Ketegangan AS-China Terkait Dugaan Spionase Huawei Semakin Meningkat
Sabtu, 04 November 2023 - 12:27 WIB
loading...
A
A
A
Huawei melaporkan pendapatan sebesar USD138 miliar pada 2020, yang menurut banyak negara tidak mungkin terjadi tanpa dukungan pemerintah. Dukungan besar-besaran ini mungkin telah membantu Huawei menetapkan harga peralatannya jauh di bawah harga pesaingnya. Faktanya, penyelidikan Komisi Eropa menemukan bahwa Huawei memberikan penawaran lebih rendah dari pesaingnya hingga 70 persen.
Huawei, sebaliknya, mengatakan harganya rendah karena keahlian teknologi.
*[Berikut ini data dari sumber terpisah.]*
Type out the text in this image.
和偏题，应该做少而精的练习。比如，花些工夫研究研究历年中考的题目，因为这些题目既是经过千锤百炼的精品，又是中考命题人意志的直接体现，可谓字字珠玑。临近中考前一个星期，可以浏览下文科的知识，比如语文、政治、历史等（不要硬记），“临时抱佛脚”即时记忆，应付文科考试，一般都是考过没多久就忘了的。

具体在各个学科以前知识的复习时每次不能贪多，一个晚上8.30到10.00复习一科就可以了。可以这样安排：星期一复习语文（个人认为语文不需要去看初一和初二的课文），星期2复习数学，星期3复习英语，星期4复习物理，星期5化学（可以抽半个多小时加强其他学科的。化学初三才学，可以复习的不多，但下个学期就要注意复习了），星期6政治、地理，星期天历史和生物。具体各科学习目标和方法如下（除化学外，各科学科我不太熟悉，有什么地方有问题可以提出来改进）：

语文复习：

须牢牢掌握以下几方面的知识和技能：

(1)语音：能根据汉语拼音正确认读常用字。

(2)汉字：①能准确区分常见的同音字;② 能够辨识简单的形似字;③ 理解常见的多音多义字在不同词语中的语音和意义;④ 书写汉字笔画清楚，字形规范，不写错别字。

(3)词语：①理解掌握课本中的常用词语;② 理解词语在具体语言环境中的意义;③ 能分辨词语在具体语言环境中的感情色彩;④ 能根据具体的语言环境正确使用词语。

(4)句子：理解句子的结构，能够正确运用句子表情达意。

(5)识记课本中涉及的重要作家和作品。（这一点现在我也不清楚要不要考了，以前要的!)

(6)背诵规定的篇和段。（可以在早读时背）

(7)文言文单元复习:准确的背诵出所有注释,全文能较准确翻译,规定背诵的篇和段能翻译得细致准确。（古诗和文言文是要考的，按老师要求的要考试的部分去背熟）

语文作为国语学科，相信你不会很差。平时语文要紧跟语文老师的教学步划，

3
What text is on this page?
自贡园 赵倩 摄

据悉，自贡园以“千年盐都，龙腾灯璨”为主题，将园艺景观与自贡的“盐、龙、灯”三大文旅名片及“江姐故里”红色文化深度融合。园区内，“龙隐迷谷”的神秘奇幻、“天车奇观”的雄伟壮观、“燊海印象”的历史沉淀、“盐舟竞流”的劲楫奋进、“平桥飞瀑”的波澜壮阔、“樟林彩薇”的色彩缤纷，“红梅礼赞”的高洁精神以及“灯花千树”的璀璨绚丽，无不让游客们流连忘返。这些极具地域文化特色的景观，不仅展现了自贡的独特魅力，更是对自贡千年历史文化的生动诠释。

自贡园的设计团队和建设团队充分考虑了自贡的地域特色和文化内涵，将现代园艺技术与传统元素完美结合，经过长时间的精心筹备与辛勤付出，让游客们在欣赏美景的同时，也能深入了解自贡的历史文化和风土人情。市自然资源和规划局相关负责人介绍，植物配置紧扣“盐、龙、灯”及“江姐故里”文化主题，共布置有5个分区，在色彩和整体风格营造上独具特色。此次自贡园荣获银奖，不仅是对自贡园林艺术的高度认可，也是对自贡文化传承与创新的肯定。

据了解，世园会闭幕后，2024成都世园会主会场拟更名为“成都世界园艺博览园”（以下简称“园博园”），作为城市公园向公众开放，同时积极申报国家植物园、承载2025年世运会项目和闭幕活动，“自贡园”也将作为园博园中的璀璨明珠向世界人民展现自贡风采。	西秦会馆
Perusahaan itu juga mengaku berusaha menjauhkan diri dari PKC. Pada tahun 2019, pendiri perusahaan; Ren, menepis tuduhan bahwa Huawei membantu Beijing memata-matai pemerintah negara-negara Barat, dengan menyatakan bahwa perusahaannya bersedia menandatangani perjanjian "tanpa mata-mata" dengan pemerintah negara tertentu, dan bahwa ia "tidak akan pernah merugikan kepentingan pelanggan saya."
Namun menurut banyak pakar Barat, Huawei hanyalah sebuah perusahaan yang dikelola negara dengan tujuan tunggal: melemahkan persaingan asing dengan mencuri rahasia dagang dan kekayaan intelektual melalui harga yang dipatok terlampau rendah.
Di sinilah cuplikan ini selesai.